Marco Lorenzi, INRIA, Epione Apprentissage fédéré en santé : où nous en sommes, leçons apprises et perspectives futures
Malgré l'intérêt croissant de la recherche pour l'apprentissage fédéré, l'application de ce paradigme d'apprentissage décentralisé dans les applications de santé accuse un retard. Dans cet exposé, nous allons examiner les principaux défis théoriques et pratiques qui empêchent l'adoption de l'apprentissage fédéré dans les applications en santé, tels que la gestion de données hétérogènes et incomplètes, les problèmes de sécurité et la nécessité d'une technologie fiable et sécurisée. Nous présenterons également nos contributions méthodologiques et logicielles pour surmonter ces défis, en mettant l'accent sur l’application courante de systèmes fédérés d'analyse avancés pour les données d'imagerie multimodales dans les domaines du cancer et de la neuroimagerie.

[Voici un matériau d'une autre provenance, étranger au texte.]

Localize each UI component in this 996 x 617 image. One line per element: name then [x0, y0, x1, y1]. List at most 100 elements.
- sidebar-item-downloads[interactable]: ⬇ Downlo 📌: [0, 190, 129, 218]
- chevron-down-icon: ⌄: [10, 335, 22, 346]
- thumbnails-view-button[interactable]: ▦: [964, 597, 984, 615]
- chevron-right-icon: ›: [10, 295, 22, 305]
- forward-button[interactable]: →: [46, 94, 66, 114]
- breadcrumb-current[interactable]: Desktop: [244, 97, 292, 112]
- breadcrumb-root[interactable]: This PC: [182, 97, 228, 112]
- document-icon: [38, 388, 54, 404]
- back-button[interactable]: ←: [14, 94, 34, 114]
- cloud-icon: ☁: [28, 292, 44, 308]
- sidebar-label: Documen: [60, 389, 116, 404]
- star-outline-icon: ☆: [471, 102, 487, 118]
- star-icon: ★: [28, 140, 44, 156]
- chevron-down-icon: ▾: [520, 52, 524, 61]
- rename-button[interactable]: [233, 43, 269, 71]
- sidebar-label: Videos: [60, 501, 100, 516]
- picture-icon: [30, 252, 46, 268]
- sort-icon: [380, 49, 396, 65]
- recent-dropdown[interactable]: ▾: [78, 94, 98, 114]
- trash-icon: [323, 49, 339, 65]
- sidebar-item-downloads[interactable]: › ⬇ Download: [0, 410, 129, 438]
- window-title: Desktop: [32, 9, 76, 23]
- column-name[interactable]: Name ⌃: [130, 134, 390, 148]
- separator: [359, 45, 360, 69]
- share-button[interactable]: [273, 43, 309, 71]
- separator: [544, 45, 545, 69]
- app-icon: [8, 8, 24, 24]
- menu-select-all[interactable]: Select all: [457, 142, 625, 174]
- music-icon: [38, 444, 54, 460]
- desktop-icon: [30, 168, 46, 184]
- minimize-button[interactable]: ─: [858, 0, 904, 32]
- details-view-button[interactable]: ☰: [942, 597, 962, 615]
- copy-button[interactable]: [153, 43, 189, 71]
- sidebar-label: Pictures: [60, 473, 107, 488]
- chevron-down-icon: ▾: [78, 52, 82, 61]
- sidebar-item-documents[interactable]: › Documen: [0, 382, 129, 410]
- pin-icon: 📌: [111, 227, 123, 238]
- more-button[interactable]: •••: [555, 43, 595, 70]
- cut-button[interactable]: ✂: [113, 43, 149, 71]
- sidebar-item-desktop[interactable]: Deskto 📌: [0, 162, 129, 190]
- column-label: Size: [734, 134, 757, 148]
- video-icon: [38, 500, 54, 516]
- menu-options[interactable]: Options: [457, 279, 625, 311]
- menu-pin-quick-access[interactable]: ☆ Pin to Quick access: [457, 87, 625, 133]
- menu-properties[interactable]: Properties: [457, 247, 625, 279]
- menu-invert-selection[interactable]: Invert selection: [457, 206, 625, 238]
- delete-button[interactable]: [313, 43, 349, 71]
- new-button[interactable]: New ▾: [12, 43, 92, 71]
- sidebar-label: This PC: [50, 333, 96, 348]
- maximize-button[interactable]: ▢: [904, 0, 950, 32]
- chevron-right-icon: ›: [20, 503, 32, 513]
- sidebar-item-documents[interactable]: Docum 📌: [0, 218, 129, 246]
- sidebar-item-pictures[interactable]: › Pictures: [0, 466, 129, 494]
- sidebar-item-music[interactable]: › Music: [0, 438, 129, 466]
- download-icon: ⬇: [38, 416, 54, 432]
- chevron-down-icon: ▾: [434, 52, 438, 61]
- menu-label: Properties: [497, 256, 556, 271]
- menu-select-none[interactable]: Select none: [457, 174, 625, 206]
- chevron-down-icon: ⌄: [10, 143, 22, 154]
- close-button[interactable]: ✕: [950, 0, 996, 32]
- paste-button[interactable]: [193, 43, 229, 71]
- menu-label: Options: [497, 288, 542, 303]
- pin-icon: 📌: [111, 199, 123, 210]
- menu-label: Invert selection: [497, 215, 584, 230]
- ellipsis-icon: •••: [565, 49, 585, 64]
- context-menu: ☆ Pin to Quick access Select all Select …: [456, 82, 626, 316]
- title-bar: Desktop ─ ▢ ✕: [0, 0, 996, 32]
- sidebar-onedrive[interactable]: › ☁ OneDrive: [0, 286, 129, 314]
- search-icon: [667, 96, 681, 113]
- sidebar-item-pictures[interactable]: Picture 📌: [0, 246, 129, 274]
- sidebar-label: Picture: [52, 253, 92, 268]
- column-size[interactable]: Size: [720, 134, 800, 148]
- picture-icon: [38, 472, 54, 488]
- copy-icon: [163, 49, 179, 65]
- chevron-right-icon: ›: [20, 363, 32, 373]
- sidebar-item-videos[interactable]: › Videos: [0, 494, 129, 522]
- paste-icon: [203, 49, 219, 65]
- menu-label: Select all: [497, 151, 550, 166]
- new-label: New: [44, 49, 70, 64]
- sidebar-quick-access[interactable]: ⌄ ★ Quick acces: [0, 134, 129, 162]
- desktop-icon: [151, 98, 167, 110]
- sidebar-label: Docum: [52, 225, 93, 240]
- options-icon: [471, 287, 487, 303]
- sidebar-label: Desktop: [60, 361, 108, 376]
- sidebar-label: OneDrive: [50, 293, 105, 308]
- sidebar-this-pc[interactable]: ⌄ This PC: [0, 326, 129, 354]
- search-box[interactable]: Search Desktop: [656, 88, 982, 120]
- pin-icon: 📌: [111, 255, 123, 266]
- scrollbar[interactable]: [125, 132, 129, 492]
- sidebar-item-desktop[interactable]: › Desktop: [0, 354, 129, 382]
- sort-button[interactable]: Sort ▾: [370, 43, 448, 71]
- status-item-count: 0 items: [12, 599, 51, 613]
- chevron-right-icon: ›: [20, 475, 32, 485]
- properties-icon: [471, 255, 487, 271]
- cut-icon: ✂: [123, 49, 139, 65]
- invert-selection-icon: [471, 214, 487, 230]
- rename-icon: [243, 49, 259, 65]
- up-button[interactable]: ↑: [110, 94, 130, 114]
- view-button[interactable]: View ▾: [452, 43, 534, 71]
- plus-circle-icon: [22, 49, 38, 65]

Nicolas Duchateau, Creatis Apprentissage de représentation et fusion d'informations pour l'analyse de la fonction cardiaque à l'échelle de la population. Il est crucial d’aller au-delà des mesures d’imagerie faites en clinique pour caractériser la complexité des pathologies de la fonction cardiaque. Les récents progrès en imagerie et en apprentissage automatique permettent d’extraire des biomarqueurs physiologiques fins des images. Néanmoins, un autre enjeu majeur est l’analyse de cette quantité de données, de haute dimension et de types hétérogènes, à l’échelle de populations. Cette présentation donnera une vue d'ensemble de nos travaux récents intégrant l'apprentissage de représentation et la fusion d'informations multimodales pour enrichir à la fois l'extraction de biomarqueurs physiologiquement pertinents, et pour analyser ces données à l'échelle d'une population, en particulier en tenant compte de la complémentarité des biomarqueurs disponibles.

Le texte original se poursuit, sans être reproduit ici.